The University of Winnipeg



Spring Feast honours Indigenous scholarship

The University of Winnipeg hosted its second-annual Spring Feast, celebrating the renewal of the earth and acknowledging the work of Indigenous scholars, students, and community members.

Students, faculty, staff, community members, and Elders filled Convocation Hall for the celebration, which included a pipe ceremony led by Elder Dan Thomas, welcoming remarks by President and Vice-Chancellor Annette Trimbee, a presentation of awards, and a moving honour song sung by Ray (Coco) Stevenson.

“Their dedication and commitment will hold them in good stead as they continue on their journey of accomplishment and service,” said Andrea McCluskey, Aboriginal Student Services Centre Coordinator and Aboriginal Academic Advisor. “Each has had a major impact in their areas to date, and all will undoubtedly continue to contribute in meaningful ways as time goes by.”

Award recipients were presented with gifts made by Lucy Ducharme, Dawnis Kennedy, Lori New Breast, Angeline Nelson, and Anna Parenteau.

The following individuals were honoured:

Cameron Adams received The Dr.

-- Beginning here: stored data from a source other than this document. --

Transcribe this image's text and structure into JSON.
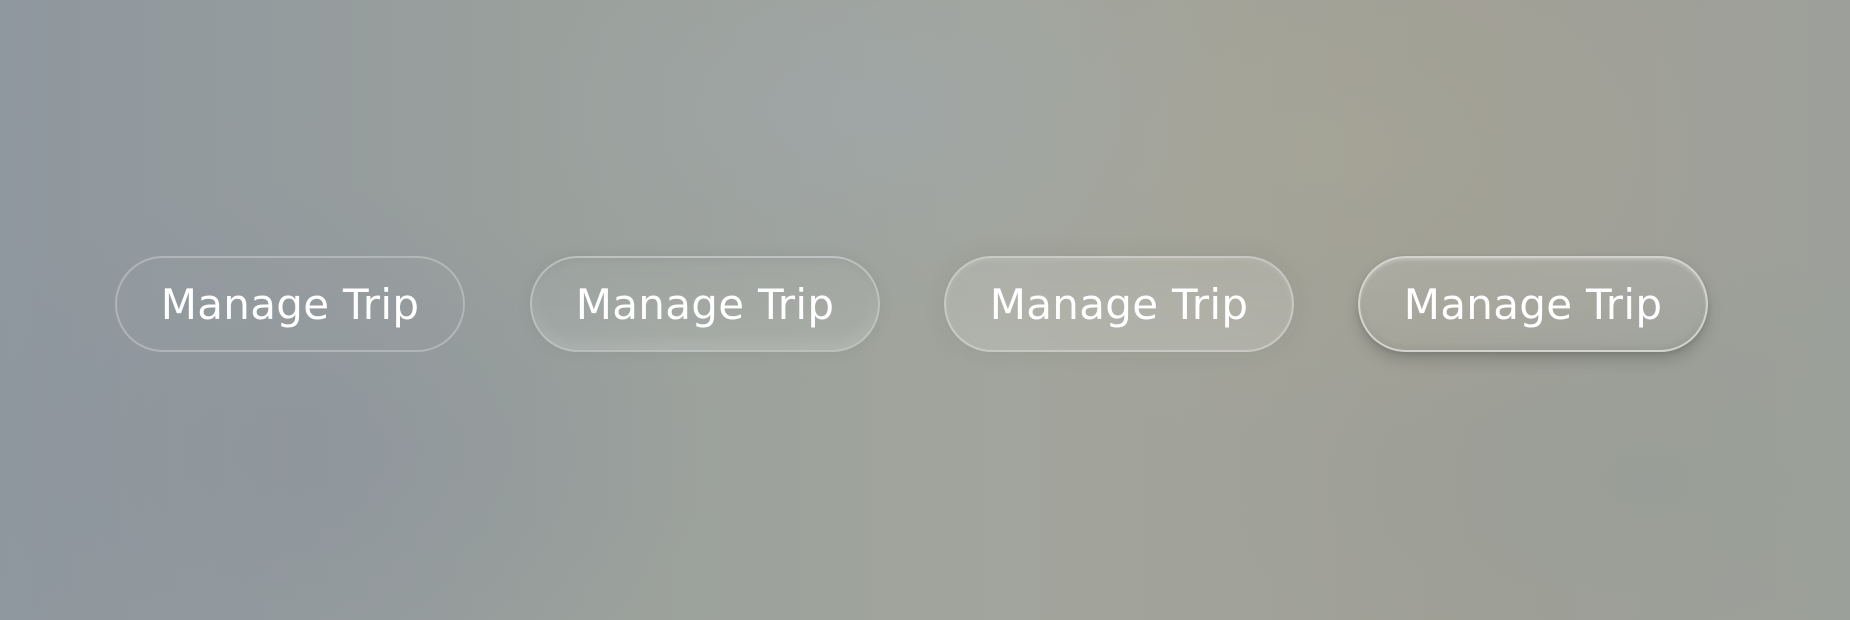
{
  "buttons": [
    {
      "label": "Manage Trip"
    },
    {
      "label": "Manage Trip"
    },
    {
      "label": "Manage Trip"
    },
    {
      "label": "Manage Trip"
    }
  ]
}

Tobasonakwut Kinew Scholarship for Culture, History, and Language. Adams is a second-year Indigenous Studies major. He is passionate about Indigenous language revitalization and is currently developing a Swampy Cree language app. 

Clarissa Bird received The Ewaaskoziig Anongoonhs (Bright Star) Award. Bird is a University of Winnipeg Collegiate Model School student with a passion for sports and is a strong community leader.

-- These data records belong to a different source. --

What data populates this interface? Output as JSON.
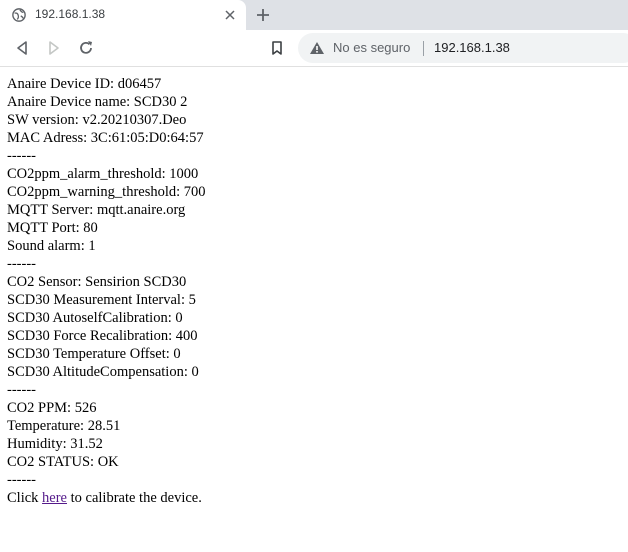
{
  "browser": {
    "tab_title": "192.168.1.38",
    "security_label": "No es seguro",
    "url": "192.168.1.38",
    "icons": [
      "globe-icon",
      "close-icon",
      "plus-icon",
      "back-arrow-icon",
      "forward-arrow-icon",
      "reload-icon",
      "bookmark-icon",
      "warning-icon"
    ]
  },
  "page": {
    "lines": [
      "Anaire Device ID: d06457",
      "Anaire Device name: SCD30 2",
      "SW version: v2.20210307.Deo",
      "MAC Adress: 3C:61:05:D0:64:57",
      "------",
      "CO2ppm_alarm_threshold: 1000",
      "CO2ppm_warning_threshold: 700",
      "MQTT Server: mqtt.anaire.org",
      "MQTT Port: 80",
      "Sound alarm: 1",
      "------",
      "CO2 Sensor: Sensirion SCD30",
      "SCD30 Measurement Interval: 5",
      "SCD30 AutoselfCalibration: 0",
      "SCD30 Force Recalibration: 400",
      "SCD30 Temperature Offset: 0",
      "SCD30 AltitudeCompensation: 0",
      "------",
      "CO2 PPM: 526",
      "Temperature: 28.51",
      "Humidity: 31.52",
      "CO2 STATUS: OK",
      "------"
    ],
    "calibrate": {
      "prefix": "Click ",
      "link_text": "here",
      "suffix": " to calibrate the device."
    }
  },
  "colors": {
    "tabstrip_bg": "#dee1e6",
    "omnibox_bg": "#f1f3f4",
    "visited_link": "#551a8b"
  }
}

Dr. Jaimie Cidro was recognized with The University of Winnipeg Indigenous Research Scholar Award. Dr. Cidro is an associate professor in the Department of Anthropology and a Canada Research Chair in Health and Culture. Her research focuses primarily on Indigenous social determinants of health, specifically Indigenous maternal and child health, and food sovereignty.

Jarita Greyeyes received the inaugural University of Winnipeg Weweni Future Scholar Award. Greyeyes is currently a doctoral student in Race, Inequality, and Language in Education at Stanford University where her research centres on Indigenous women in leadership and their Indigenization efforts within the academy.

Mildred Moar is an elder and co-teacher of beginner and intermediate Learning Anishinaabemowin classes at the Wii Chiiwaakanak Learning Centre. She was honoured with The Wii Chiiwaakanak Learning Centre Award.